The support can reflect friendships, shared ideology or a desire for access to elected officials. Campaign donations can be a way of saying “thank you” to an ally for past assistance.

In some cases, the money can be viewed as an investment in the future. Many donors already are comfortable with long-term bets, such as a developer who buys a land option on the guess that it someday will become a high-priced housing development or business park.

Today’s freshman lawmaker assigned a small Capitol office could become tomorrow’s regional power player who can make a phone call that produces results.

Whatever the reasons, the volume of political contributions continues to grow across the board.

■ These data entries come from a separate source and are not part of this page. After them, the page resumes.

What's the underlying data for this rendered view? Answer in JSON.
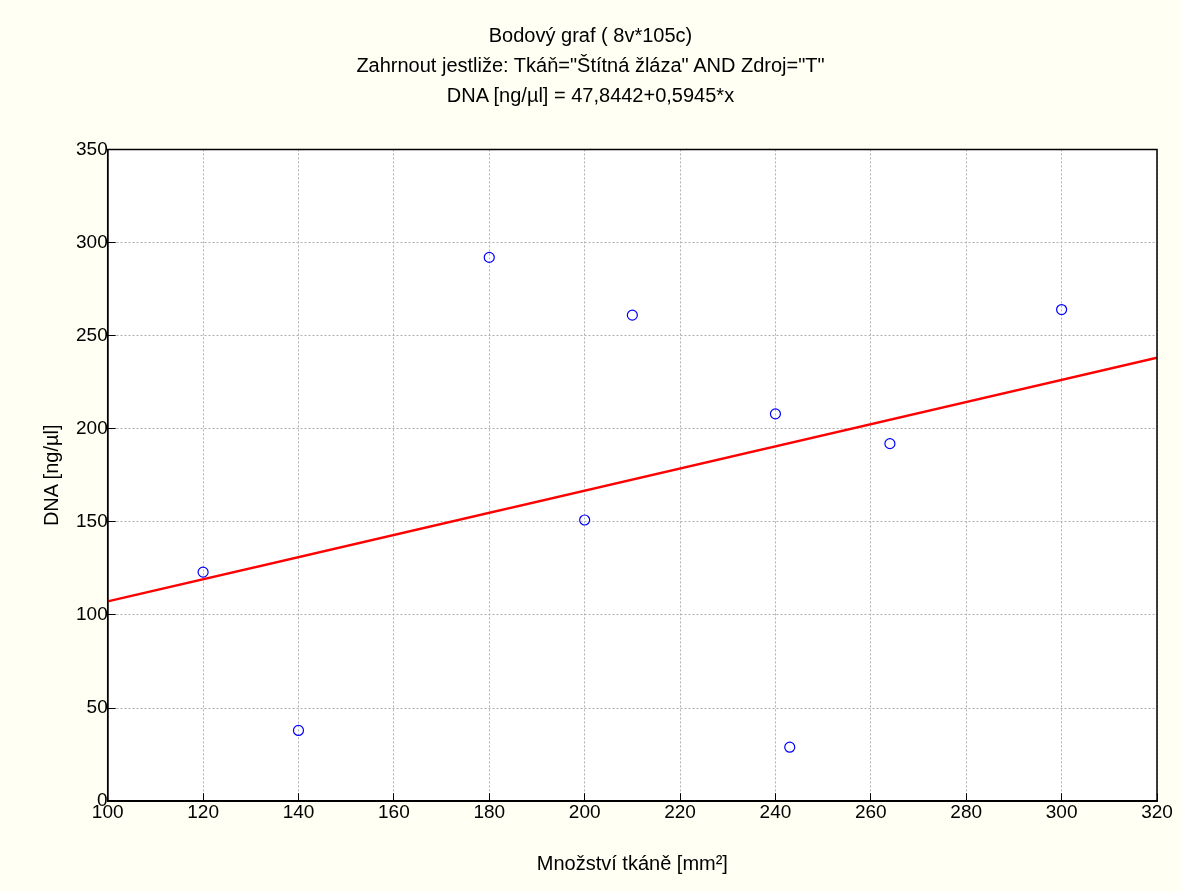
{
  "chart_data": {
    "type": "scatter",
    "title": "Bodový graf ( 8v*105c)",
    "subtitle": "Zahrnout jestliže: Tkáň=\"Štítná žláza\" AND Zdroj=\"T\"",
    "annotations": [
      "DNA [ng/µl] = 47,8442+0,5945*x"
    ],
    "xlabel": "Množství tkáně [mm²]",
    "ylabel": "DNA [ng/µl]",
    "series": [
      {
        "type": "scatter",
        "color": "#0000ff",
        "marker": "circle",
        "x": [
          120,
          140,
          180,
          200,
          210,
          240,
          243,
          264,
          300
        ],
        "values": [
          123,
          38,
          292,
          151,
          261,
          208,
          29,
          192,
          264
        ]
      },
      {
        "type": "line",
        "color": "#ff0000",
        "marker": "none",
        "x": [
          100,
          320
        ],
        "values": [
          107.3,
          238.1
        ]
      }
    ],
    "xlim": [
      100,
      320
    ],
    "xticks": [
      100,
      120,
      140,
      160,
      180,
      200,
      220,
      240,
      260,
      280,
      300,
      320
    ],
    "ylim": [
      0,
      350
    ],
    "yticks": [
      0,
      50,
      100,
      150,
      200,
      250,
      300,
      350
    ],
    "grid": true,
    "legend": false
  }
}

Last week, a report by the Center for Responsive Politics and the National Institute for Money in State Politics identified $5.8 billion dollars in itemized contributions to federal and state campaigns during the 2007-08 election cycle.

In August, a report by California’s campaign finance watchdog found that candidates for legislative and statewide office in 2010 and beyond already had raised $60 million.


The Nov. 12 corruption indictment of nine civic and business leaders accuses them of laundering tens of thousands of dollars in campaign money as well as tax fraud, bribery, perjury and filing false government documents. The indictment names four out of five members of the San Jacinto City Council and a school board member.

Besides Ayres, 48, others named in the 155-count indictment are Holgate, 62; San Jacinto Mayor Dale Stubblefield, 41; Vice Mayor John Mansperger, 41; Councilman James Potts, 67; and Ayres’ wife, Nancy Jo Ayres, 44, a San Jacinto Unified School District board member.

Also charged are developers and businessmen Scott Douglas Shaull, 45, of Roseville; Robert Edward Osborne, 69, of Mission Viejo; and Byron Jerry Ellison Sr., 70, of San Jacinto. Shaull and Ellison have developed properties with Holgate.

The indictment charges the group with 56 felonies and 99 misdemeanors.

A Press-Enterprise review of city records and court documents also shows that Ayres and other indicted council members repeatedly voted to approve projects favorable to Holgate and Osborne, who also allegedly helped funnel money to Ayres’ campaign.

Such votes raise conflict-of-interest concerns but often are perfectly legal.

Holgate has not commented publicly since the indictment. Ayres has declined to comment on the case but said he has no plans to resign from the San Jacinto City Council.

Some political experts noted that Ayres, if he had been elected to the Assembly, still could have helped Holgate and other supporters. A person’s local connections don’t disappear when they go to Sacramento.

Some politicians are even more ambitious, and play a large role in recruiting and supporting like-minded candidates for elected office across an area.

Republican consultant Matt Rexroad, who worked against Ayres in the 2006 campaign, said he believes Ayres was intent on “empire building.”

“Jim Ayres is probably the kind of person who would continue to be very involved in San Jacinto politics” if he had been elected to the Assembly, Rexroad said.